We’ve all seen the pictures and videos of Hendrix burning his guitar, playing with his teeth and closing out Woodstock, but beyond that was a very shy and insecure man. The two hour PBS documentary “Jimi Hendrix – Hear My Train A Comin’” shows his life growing up in Seattle to his untimely death at 27.

According to a preview from Reuters the first chords in the film come from the U.S. debut of the band Jimi Hendrix Experience at the 1967 Monterey Pop Festival where he played "Wild Thing" and simulated sex with his guitar before lighting it on fire and breaking it into pieces. Some in the audience look bewildered, some appalled.
"Now you look at it and you have kind of seen it," the documentary's director Bob Smeaton told Reuters. "But imagine looking at that for the first time.
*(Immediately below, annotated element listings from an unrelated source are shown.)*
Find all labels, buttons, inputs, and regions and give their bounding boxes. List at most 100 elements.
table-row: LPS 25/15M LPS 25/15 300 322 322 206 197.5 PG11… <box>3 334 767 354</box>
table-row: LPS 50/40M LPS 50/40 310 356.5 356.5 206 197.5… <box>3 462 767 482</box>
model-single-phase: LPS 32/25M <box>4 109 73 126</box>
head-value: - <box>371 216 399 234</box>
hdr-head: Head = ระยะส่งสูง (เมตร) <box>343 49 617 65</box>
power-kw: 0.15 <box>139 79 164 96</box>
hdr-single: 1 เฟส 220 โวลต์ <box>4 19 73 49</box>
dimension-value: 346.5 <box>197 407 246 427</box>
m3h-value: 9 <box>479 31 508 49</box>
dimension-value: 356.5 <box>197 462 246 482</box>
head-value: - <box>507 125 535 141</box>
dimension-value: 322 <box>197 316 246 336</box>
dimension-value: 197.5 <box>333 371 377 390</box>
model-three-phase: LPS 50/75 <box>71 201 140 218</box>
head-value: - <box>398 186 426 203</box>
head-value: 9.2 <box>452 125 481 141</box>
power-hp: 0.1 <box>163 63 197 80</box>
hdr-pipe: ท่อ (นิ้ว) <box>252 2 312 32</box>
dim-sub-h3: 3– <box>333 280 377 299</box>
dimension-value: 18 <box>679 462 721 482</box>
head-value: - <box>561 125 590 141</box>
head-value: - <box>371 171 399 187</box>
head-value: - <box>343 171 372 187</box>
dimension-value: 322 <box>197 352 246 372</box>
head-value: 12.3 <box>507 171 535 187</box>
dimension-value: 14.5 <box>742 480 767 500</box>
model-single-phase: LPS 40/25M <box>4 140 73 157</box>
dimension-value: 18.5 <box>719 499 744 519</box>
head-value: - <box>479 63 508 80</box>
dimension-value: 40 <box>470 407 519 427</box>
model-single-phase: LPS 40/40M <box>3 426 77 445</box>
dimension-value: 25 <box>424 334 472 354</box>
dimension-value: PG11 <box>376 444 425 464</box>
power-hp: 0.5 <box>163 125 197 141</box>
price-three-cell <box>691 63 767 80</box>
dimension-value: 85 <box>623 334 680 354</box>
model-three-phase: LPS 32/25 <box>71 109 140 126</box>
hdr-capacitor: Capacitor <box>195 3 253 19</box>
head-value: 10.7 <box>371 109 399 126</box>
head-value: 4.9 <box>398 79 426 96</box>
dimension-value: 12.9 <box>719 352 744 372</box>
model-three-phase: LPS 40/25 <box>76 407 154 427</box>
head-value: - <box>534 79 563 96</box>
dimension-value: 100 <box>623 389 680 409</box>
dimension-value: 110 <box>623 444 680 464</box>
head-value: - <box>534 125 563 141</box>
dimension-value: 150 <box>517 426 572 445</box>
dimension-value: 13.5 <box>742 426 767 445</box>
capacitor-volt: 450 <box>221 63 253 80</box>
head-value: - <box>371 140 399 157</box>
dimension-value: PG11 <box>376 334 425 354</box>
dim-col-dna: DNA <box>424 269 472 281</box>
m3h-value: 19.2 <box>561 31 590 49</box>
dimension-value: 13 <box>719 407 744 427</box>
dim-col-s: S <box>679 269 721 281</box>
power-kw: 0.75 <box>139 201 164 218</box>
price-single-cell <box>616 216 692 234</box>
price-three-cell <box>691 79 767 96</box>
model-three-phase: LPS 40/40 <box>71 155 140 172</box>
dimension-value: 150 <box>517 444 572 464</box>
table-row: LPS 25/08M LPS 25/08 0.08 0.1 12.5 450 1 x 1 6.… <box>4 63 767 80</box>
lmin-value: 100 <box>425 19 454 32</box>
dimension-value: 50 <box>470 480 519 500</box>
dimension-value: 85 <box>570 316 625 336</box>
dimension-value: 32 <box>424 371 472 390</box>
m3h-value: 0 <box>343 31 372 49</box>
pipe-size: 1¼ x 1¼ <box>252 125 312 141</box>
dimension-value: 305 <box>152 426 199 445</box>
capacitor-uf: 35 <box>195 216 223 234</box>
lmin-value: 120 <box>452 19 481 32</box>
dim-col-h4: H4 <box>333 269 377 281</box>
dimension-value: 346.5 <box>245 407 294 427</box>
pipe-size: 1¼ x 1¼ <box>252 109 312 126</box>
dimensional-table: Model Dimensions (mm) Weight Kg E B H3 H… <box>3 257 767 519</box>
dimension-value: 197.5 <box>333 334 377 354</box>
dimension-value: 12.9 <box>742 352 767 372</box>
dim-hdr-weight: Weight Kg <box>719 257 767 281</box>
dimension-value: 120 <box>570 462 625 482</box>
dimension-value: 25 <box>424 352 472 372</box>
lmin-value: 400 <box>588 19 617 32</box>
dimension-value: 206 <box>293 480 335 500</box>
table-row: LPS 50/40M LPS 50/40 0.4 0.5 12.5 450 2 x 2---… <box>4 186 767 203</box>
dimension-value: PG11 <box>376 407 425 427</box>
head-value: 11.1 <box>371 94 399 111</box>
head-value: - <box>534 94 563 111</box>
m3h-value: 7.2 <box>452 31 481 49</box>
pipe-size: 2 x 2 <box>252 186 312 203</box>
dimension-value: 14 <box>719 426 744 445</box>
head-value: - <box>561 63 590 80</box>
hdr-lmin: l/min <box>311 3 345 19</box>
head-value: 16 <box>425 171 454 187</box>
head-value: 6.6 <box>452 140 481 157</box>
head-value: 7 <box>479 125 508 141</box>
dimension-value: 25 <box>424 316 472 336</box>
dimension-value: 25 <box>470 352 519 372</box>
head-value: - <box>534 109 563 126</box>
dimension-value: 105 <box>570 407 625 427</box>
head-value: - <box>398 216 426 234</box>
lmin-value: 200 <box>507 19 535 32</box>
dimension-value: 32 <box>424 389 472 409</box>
Imagine seeing Jimi Hendrix at Monterey in 1967 playing like that."

The New York Daily News said the fact that PBS has found Hendrix is both good and vaguely disturbing news. Good because it means mainstream culture certifies him as important, the same way the Post Office putting Malcolm X on a postage stamp felt like an official acknowledgment of how much he mattered.

Vaguely disturbing because being on PBS — through no fault of the network, whose intentions are honorable — also is an unspoken acknowledgment that you are no longer a threat to society.

Even if you are a fair weather fan, no one can deny the influence Hendrix had on the musical world and surely this documentary will share that.